Saturday, December 01, 2007

Time to Lead

In my past (today too), I can be a hands-on project manager. If needed, I can throw my hands and head to help. For development, it’s as a pair programmer. For QA Testing (an earlier career), I can write the test plan, test cases, and execute.

As I started leading larger projects, I noticed that I got stressed more. I read once that stress is caused by 2 primary things – (1) feeling that you did not do your best and (2) trying to control things that I cannot control. If it’s QA, it’s their responsibility to deliver (not my direct responsibility). It was too late to control the risks that were realized or the circumstances dictated to us.

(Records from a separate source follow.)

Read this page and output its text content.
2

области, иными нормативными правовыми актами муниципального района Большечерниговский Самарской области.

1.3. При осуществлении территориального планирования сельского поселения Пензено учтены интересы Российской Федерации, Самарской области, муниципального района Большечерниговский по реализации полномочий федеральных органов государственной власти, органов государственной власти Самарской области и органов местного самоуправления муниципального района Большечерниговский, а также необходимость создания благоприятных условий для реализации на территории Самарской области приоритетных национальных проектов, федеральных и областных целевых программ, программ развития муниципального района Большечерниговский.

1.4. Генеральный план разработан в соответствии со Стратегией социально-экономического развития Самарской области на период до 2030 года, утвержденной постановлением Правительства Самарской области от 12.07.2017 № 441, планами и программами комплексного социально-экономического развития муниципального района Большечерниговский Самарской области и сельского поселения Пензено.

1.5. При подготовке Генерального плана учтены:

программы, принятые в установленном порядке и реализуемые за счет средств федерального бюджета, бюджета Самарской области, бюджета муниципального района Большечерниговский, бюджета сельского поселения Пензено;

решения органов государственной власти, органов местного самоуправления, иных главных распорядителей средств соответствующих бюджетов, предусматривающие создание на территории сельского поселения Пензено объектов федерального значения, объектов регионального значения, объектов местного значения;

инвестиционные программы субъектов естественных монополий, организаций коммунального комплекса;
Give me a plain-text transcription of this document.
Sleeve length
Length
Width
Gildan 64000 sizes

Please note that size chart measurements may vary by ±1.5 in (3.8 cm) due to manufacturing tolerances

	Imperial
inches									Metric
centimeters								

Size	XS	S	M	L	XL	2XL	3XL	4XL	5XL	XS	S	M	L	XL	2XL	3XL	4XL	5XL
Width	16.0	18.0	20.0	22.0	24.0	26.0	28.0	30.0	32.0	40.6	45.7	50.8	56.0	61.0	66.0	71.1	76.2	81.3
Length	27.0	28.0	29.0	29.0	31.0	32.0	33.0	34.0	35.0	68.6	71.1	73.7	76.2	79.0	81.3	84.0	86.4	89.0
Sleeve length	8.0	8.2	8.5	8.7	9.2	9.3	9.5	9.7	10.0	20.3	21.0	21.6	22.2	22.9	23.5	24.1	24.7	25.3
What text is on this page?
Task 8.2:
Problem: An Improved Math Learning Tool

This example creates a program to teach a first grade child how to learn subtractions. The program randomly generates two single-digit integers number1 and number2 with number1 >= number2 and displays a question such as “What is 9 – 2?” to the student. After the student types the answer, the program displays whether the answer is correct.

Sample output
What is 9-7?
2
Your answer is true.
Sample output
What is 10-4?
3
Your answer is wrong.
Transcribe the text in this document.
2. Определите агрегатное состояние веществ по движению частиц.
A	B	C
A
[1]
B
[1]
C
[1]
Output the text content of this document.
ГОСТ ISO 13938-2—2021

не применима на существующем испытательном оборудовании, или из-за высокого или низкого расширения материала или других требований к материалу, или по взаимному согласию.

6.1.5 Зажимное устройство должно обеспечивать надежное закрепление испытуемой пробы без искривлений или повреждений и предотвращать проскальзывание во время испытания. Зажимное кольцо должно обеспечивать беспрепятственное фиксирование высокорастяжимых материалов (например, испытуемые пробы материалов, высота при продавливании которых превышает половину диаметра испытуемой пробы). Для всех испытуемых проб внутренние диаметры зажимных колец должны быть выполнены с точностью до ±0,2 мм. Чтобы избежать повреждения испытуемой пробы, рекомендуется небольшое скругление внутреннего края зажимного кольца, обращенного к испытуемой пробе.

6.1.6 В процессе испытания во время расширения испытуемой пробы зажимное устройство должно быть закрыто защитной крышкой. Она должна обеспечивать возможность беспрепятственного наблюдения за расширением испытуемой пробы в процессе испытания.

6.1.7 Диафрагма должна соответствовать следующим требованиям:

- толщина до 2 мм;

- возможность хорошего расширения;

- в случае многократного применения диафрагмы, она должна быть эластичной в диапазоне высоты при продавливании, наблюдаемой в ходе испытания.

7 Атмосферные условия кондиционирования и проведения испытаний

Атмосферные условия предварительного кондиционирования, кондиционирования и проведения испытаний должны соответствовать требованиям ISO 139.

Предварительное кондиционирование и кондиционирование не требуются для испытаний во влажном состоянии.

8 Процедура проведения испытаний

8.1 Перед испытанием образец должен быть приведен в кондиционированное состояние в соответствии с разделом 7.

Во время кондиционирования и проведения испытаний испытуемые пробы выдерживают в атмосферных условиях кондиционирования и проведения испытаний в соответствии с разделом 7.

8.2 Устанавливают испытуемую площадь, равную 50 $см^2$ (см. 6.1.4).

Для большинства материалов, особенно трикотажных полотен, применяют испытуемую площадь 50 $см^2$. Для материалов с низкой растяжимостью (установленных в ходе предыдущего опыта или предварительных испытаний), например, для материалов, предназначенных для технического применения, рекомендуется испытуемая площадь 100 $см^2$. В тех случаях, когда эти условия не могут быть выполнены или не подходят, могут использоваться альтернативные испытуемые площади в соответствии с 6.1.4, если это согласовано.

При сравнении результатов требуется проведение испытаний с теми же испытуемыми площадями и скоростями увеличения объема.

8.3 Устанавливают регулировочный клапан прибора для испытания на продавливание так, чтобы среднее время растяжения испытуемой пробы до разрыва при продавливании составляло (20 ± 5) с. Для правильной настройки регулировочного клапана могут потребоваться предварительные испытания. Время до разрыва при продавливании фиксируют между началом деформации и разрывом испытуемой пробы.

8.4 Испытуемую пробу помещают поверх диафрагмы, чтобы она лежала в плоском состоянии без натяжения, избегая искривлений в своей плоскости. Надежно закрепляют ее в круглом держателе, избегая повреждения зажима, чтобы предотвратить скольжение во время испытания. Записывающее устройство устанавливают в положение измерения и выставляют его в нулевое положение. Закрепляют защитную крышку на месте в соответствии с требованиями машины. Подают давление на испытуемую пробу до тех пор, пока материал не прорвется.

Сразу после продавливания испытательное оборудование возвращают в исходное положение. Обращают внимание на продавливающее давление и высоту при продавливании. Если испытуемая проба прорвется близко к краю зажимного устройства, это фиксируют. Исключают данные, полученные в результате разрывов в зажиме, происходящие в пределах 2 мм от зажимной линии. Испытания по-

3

One of the best decisions I made was to focus on things that I can control. I also started to move toward being more of a leader than a manager. Several books note that there are different characteristics and goals between the 2 roles.

For me, this journey (I’m not done yet) takes 2 forms – guiding principles and risk mgmt. I cannot be available 24x7 to the team – meetings, different time zones, vacation, and more. At the beginning of the project, I establish project guiding principles to help guide the team when they have questions. Some are generic such as “How does this support the Operations? Maybe there are multiple solutions available. Think about which solution best supports the operations (which may not be the easiest solution).” While others are more specific to the project.

For risk management, I’ve gone a little overboard but it works for me. In Outlook, I have a recurring task that appears every 3 weeks – “brainstorm risks.” I go to a quiet, few distractions place. I bring the project plan, last status report, project binder, and more. I brainstorm what can go wrong in our current situations and continue through implementation. I also think of mitigations for each so I can try to reduce the impact or eliminate the risk. Then I prioritize the risks and best mitigations. I tend to have 2-4 pages of risks and mitigations. Some are simpler such as what if the environment is not ready next week (mitigation – check progress and apply additional milestones if necessary). Others are more profound or larger impact and are added to the risk register – more visibility.

Last year, I led a 13-month project where my entire development and QA Test teams were located in India (9½ ahead time difference). At first, we didn’t have guiding principles. Some decisions were delayed until I could reply to an email or had a meeting the next day. Sometimes that was a day delay. Add those up and your schedule can be shot. Then we applied the guiding principles. The offshore team felt more empowered and had some direction. (One of the guiding principles was also to be more self-sufficient.) While there were some corrective actions, it mostly went well. From a risk standpoint, I was unable to manage-by-walking-around; I couldn’t just walk over to the developer’s desk to see how things were going. There was a lot of risk planning here – milestone setting, concrete/physical deliverables that could be reviewed or demos, and more. My stress was reduced so I was able to lead and manage better.

TAKE-AWAYS: Know what causes you stress and manage it. For me, it was planning for risk (so there were less surprises) and limiting how often I got into the nitty-gritty details.